AVG-LLaVA: An Efficient Large Multimodal Model with Adaptive Visual Granularity
This work addresses computational bottlenecks in LMMs for researchers and practitioners, offering an incremental improvement in efficiency.
The paper tackles the inefficiency of large multimodal models (LMMs) in processing high-resolution images by introducing AVG-LLaVA, which adaptively selects visual granularity to reduce token count and speed up inference, achieving an 85.3% reduction in visual tokens and a 2.53× increase in inference speed on the AI2D benchmark while maintaining superior performance across 11 benchmarks.
Recently, large multimodal models (LMMs) have achieved significant advancements. When dealing with high-resolution images, dominant LMMs typically divide them into multiple local images and a global image, leading to a large number of visual tokens.
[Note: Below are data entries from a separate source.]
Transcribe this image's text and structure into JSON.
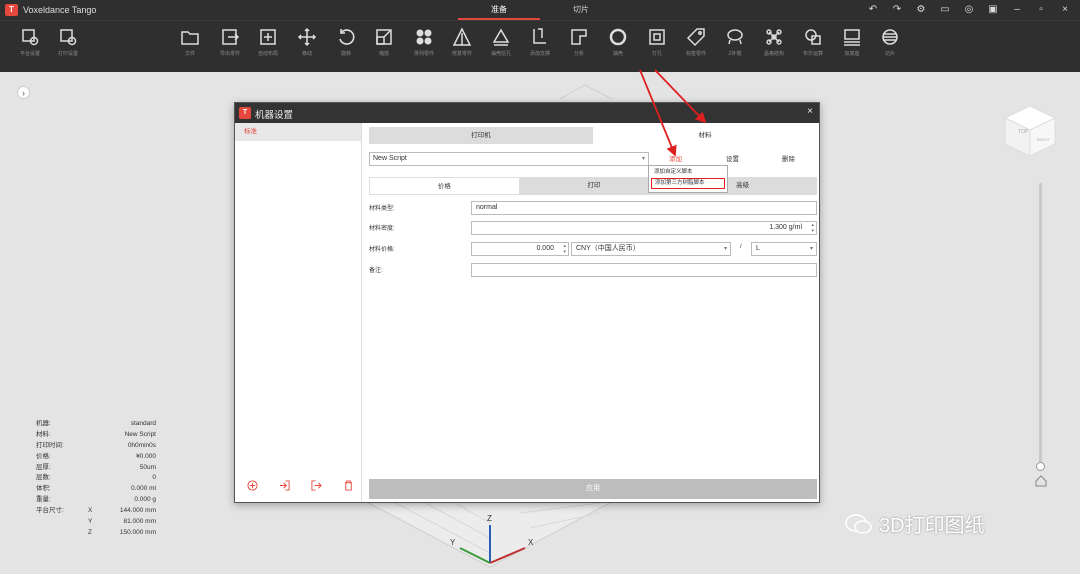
{
  "app": {
    "logo": "T",
    "title": "Voxeldance Tango"
  },
  "main_tabs": [
    {
      "label": "准备",
      "active": true
    },
    {
      "label": "切片",
      "active": false
    }
  ],
  "window_controls": [
    "undo-icon",
    "redo-icon",
    "gear-icon",
    "feedback-icon",
    "user-icon",
    "display-icon",
    "minimize-icon",
    "maximize-icon",
    "close-icon"
  ],
  "toolbar": {
    "left": [
      {
        "icon": "platform-settings-icon",
        "label": "平台设置"
      },
      {
        "icon": "print-settings-icon",
        "label": "打印设置"
      }
    ],
    "main": [
      {
        "icon": "folder-icon",
        "label": "文件"
      },
      {
        "icon": "import-icon",
        "label": "导出零件"
      },
      {
        "icon": "auto-layout-icon",
        "label": "自动布局"
      },
      {
        "icon": "move-icon",
        "label": "移动"
      },
      {
        "icon": "rotate-icon",
        "label": "旋转"
      },
      {
        "icon": "scale-icon",
        "label": "缩放"
      },
      {
        "icon": "nest-icon",
        "label": "排列零件"
      },
      {
        "icon": "repair-icon",
        "label": "修复零件"
      },
      {
        "icon": "hollow-icon",
        "label": "抽壳挖孔"
      },
      {
        "icon": "support-icon",
        "label": "添加支撑"
      },
      {
        "icon": "analysis-icon",
        "label": "分析"
      },
      {
        "icon": "ring-icon",
        "label": "抽壳"
      },
      {
        "icon": "crop-icon",
        "label": "打孔"
      },
      {
        "icon": "label-icon",
        "label": "标签零件"
      },
      {
        "icon": "cage-icon",
        "label": "Z补偿"
      },
      {
        "icon": "lattice-icon",
        "label": "晶格结构"
      },
      {
        "icon": "boolean-icon",
        "label": "布尔运算"
      },
      {
        "icon": "base-icon",
        "label": "加底座"
      },
      {
        "icon": "slice-icon",
        "label": "切片"
      }
    ]
  },
  "info_panel": [
    {
      "key": "机器:",
      "axis": "",
      "value": "standard"
    },
    {
      "key": "材料:",
      "axis": "",
      "value": "New Script"
    },
    {
      "key": "打印时间:",
      "axis": "",
      "value": "0h0min0s"
    },
    {
      "key": "价格:",
      "axis": "",
      "value": "¥0.000"
    },
    {
      "key": "层厚:",
      "axis": "",
      "value": "50um"
    },
    {
      "key": "层数:",
      "axis": "",
      "value": "0"
    },
    {
      "key": "体积:",
      "axis": "",
      "value": "0.000 ml"
    },
    {
      "key": "重量:",
      "axis": "",
      "value": "0.000 g"
    },
    {
      "key": "平台尺寸:",
      "axis": "X",
      "value": "144.000 mm"
    },
    {
      "key": "",
      "axis": "Y",
      "value": "81.000 mm"
    },
    {
      "key": "",
      "axis": "Z",
      "value": "150.000 mm"
    }
  ],
  "viewcube": {
    "face": "TOP",
    "side": "RIGHT"
  },
  "axes": {
    "x": "X",
    "y": "Y",
    "z": "Z"
  },
  "dialog": {
    "logo": "T",
    "title": "机器设置",
    "machines": [
      "标准"
    ],
    "top_tabs": [
      {
        "label": "打印机",
        "active": false
      },
      {
        "label": "材料",
        "active": true
      }
    ],
    "script_select": "New Script",
    "script_buttons": {
      "add": "添加",
      "settings": "设置",
      "delete": "删除"
    },
    "dropdown": [
      "添加自定义脚本",
      "添加第三方树脂脚本"
    ],
    "sub_tabs": [
      {
        "label": "价格",
        "active": true
      },
      {
        "label": "打印",
        "active": false
      },
      {
        "label": "高级",
        "active": false
      }
    ],
    "fields": {
      "material_type": {
        "label": "材料类型:",
        "value": "normal"
      },
      "density": {
        "label": "材料密度:",
        "value": "1.300 g/ml"
      },
      "price": {
        "label": "材料价格:",
        "value": "0.000",
        "currency": "CNY（中国人民币）",
        "sep": "/",
        "unit": "L"
      },
      "remark": {
        "label": "备注:",
        "value": ""
      }
    },
    "apply": "应用",
    "left_actions": [
      "add-machine-icon",
      "import-machine-icon",
      "export-machine-icon",
      "delete-machine-icon"
    ]
  },
  "watermark": "3D打印图纸",
  "colors": {
    "accent": "#e5473c",
    "toolbar": "#2f2f2f",
    "annotation": "#e02020"
  }
}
In this work, we introduce AVG-LLaVA, an LMM that can adaptively select the appropriate visual granularity based on the input image and instruction. Specifically, we first apply the multiple pooling layers to obtain visual tokens at different granularities. Then we propose a visual granularity router, which includes a Transformer layer, an MLP layer, and a voter layer, used to select the appropriate visual granularity based on the image and instruction. Furthermore, we put forward RGLF, a novel training paradigm that aims at aligning the granularity predicted by the router with the preferences of the LMM, without the need for additional manually annotated data. Extensive experiments and analysis show that AVG-LLaVA achieves superior performance across 11 benchmarks, as well as significantly reduces the number of visual tokens and speeds up inference (e.g., an 85.3% reduction in visual tokens and a 2.53$\times$ increase in inference speed on the AI2D benchmark).